Or, depuis quelques années, la Cour tend à outrepasser son rôle, évolution qui s’est encore aggravée depuis la nomination de Didier Migaud à sa tête, et les rapports se multiplient qui promeuvent une orientation politique ultralibérale. On y retrouve, rapport après rapport, tous les poncifs concernant les dépenses publiques.

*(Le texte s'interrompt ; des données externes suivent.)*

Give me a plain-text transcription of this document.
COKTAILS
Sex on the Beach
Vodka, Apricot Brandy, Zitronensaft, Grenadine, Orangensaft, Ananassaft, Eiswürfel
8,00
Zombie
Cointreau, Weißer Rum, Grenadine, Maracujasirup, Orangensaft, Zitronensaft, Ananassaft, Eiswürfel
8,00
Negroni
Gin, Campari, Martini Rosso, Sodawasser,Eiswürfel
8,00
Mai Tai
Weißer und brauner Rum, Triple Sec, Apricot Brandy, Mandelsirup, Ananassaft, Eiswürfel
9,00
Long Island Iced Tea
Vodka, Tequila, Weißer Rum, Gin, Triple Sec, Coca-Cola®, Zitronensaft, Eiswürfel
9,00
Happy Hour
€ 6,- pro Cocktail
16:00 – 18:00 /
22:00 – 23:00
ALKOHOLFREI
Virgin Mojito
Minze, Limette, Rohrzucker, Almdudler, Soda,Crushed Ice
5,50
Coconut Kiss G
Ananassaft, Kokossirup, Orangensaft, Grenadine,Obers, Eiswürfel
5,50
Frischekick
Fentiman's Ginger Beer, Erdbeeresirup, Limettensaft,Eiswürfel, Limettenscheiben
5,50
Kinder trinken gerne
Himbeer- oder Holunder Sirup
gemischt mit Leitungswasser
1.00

Ainsi le niveau des prélèvements obligatoires serait trop élevé, affirmation dépourvue de sens si on n’indique pas les services fournis en contrepartie, très différents suivant les pays, ni que ce niveau reflète simplement le degré de socialisation d’un certain nombre de dépenses qui seraient, sinon, effectuées de façon privée mais n’en resteraient pas moins « obligatoires ». Les recommandations, qui ressemblent comme deux gouttes d’eau aux plans d’ajustement structurel du FMI ou aux mémorandums de la troïka en Grèce, sont à l’avenant  : réduction des dépenses d’intervention de l’État, baisse du nombre de fonctionnaires et de leurs salaires avec le gel du point d’indice et le ralentissement des déroulements de carrière, désindexation des retraites, des allocations chômage et de la plupart des prestations sociales par rapport à l’inflation, augmentation de la durée du travail, etc.

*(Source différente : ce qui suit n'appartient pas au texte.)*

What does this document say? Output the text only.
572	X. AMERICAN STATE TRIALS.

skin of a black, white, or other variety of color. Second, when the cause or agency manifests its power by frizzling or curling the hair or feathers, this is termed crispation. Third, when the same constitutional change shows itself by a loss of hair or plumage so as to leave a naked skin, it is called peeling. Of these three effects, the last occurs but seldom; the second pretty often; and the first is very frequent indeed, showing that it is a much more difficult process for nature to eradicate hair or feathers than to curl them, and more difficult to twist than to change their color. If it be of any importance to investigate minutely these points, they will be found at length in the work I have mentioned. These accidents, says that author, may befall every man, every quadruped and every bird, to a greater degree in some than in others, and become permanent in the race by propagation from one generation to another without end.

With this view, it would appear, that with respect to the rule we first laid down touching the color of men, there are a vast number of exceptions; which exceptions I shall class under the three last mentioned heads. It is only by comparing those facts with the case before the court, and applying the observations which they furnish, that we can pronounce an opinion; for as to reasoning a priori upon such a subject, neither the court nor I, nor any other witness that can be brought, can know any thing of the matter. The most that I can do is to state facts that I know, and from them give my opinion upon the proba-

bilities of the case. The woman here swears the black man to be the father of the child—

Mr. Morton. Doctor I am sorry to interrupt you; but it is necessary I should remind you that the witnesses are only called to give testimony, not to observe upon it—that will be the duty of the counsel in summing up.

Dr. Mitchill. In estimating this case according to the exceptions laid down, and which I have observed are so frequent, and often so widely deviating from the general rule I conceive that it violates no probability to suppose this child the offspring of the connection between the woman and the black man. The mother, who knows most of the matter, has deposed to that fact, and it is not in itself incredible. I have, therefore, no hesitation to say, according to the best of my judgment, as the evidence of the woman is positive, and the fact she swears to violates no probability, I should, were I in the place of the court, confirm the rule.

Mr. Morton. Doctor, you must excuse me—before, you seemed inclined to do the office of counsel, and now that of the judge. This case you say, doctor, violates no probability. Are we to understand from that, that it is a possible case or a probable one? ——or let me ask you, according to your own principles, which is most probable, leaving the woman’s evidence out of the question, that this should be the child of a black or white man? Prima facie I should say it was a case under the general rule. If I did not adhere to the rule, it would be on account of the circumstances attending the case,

Année après année, c’est une véritable saignée que préconise régulièrement la Cour des comptes, et cela pose une nouvelle fois la question de sa fonction. Si la Cour est dans son rôle lorsqu’elle examine par exemple la sincérité des chiffres avancés par le gouvernement pour construire sa trajectoire budgétaire, elle ne l’est pas quand elle préconise des orientations. Elle l’est encore moins lorsque ces orientations ne font l’objet d’aucune évaluation quant à leurs conséquences, qu’elles soient économiques, avec la logique récessive dont elles sont porteuses, ou sociales. En s’en tenant à une description purement comptable et en s’exonérant généralement d’une véritable analyse macroéconomique, la Cour des comptes est, de fait, devenue un organe faisant, sous le couvert de l’objectivité, l’apologie des politiques néolibérales. Avec des orientations présentées comme une évidence indiscutable, la Cour participe ainsi à la crise démocratique actuelle, dont l’une des racines est l’exclusion du débat public et de la décision citoyenne de tout ce qui relève des politiques économiques et sociales.

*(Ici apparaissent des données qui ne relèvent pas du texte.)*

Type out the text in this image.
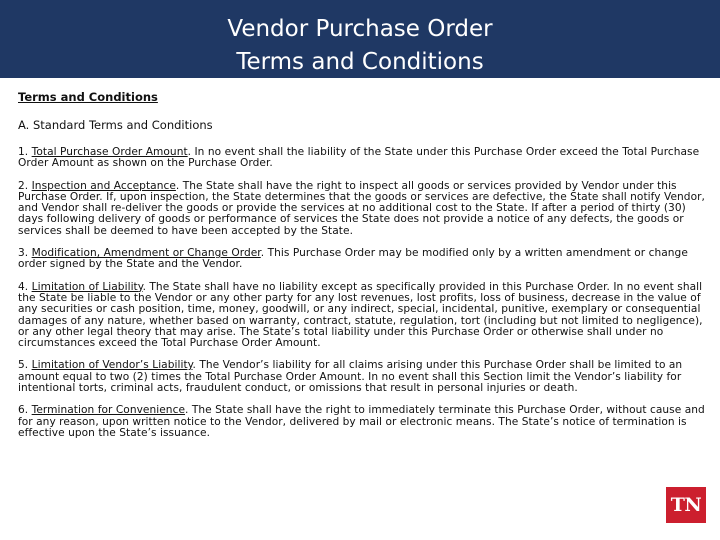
Vendor Purchase Order
Terms and Conditions
Terms and Conditions
A. Standard Terms and Conditions

1. Total Purchase Order Amount. In no event shall the liability of the State under this Purchase Order exceed the Total Purchase Order Amount as shown on the Purchase Order.

2. Inspection and Acceptance. The State shall have the right to inspect all goods or services provided by Vendor under this Purchase Order. If, upon inspection, the State determines that the goods or services are defective, the State shall notify Vendor, and Vendor shall re-deliver the goods or provide the services at no additional cost to the State. If after a period of thirty (30) days following delivery of goods or performance of services the State does not provide a notice of any defects, the goods or services shall be deemed to have been accepted by the State.

3. Modification, Amendment or Change Order. This Purchase Order may be modified only by a written amendment or change order signed by the State and the Vendor.

4. Limitation of Liability. The State shall have no liability except as specifically provided in this Purchase Order. In no event shall the State be liable to the Vendor or any other party for any lost revenues, lost profits, loss of business, decrease in the value of any securities or cash position, time, money, goodwill, or any indirect, special, incidental, punitive, exemplary or consequential damages of any nature, whether based on warranty, contract, statute, regulation, tort (including but not limited to negligence), or any other legal theory that may arise. The State’s total liability under this Purchase Order or otherwise shall under no circumstances exceed the Total Purchase Order Amount.

5. Limitation of Vendor’s Liability. The Vendor’s liability for all claims arising under this Purchase Order shall be limited to an amount equal to two (2) times the Total Purchase Order Amount. In no event shall this Section limit the Vendor’s liability for intentional torts, criminal acts, fraudulent conduct, or omissions that result in personal injuries or death.

6. Termination for Convenience. The State shall have the right to immediately terminate this Purchase Order, without cause and for any reason, upon written notice to the Vendor, delivered by mail or electronic means. The State’s notice of termination is effective upon the State’s issuance.

TN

C) Corine Eyraud, Le capitalisme au cœur de l’État. Comptabilité privée et action publique

Commentaire de cet ouvrage par Corinne Delmas

1 À partir du cas français de l’enseignement supérieur et de la recherche, ce livre éclaire la mutation du système comptable d’un nombre croissant d’États depuis les années 1990. Il analyse ainsi le passage d’une comptabilité publique à une comptabilité privée visant à chiffrer le patrimoine et à calculer le résultat des établissements publics. Par ce biais, il informe sur les transformations que connaissent l’État français et ses universités depuis deux décennies.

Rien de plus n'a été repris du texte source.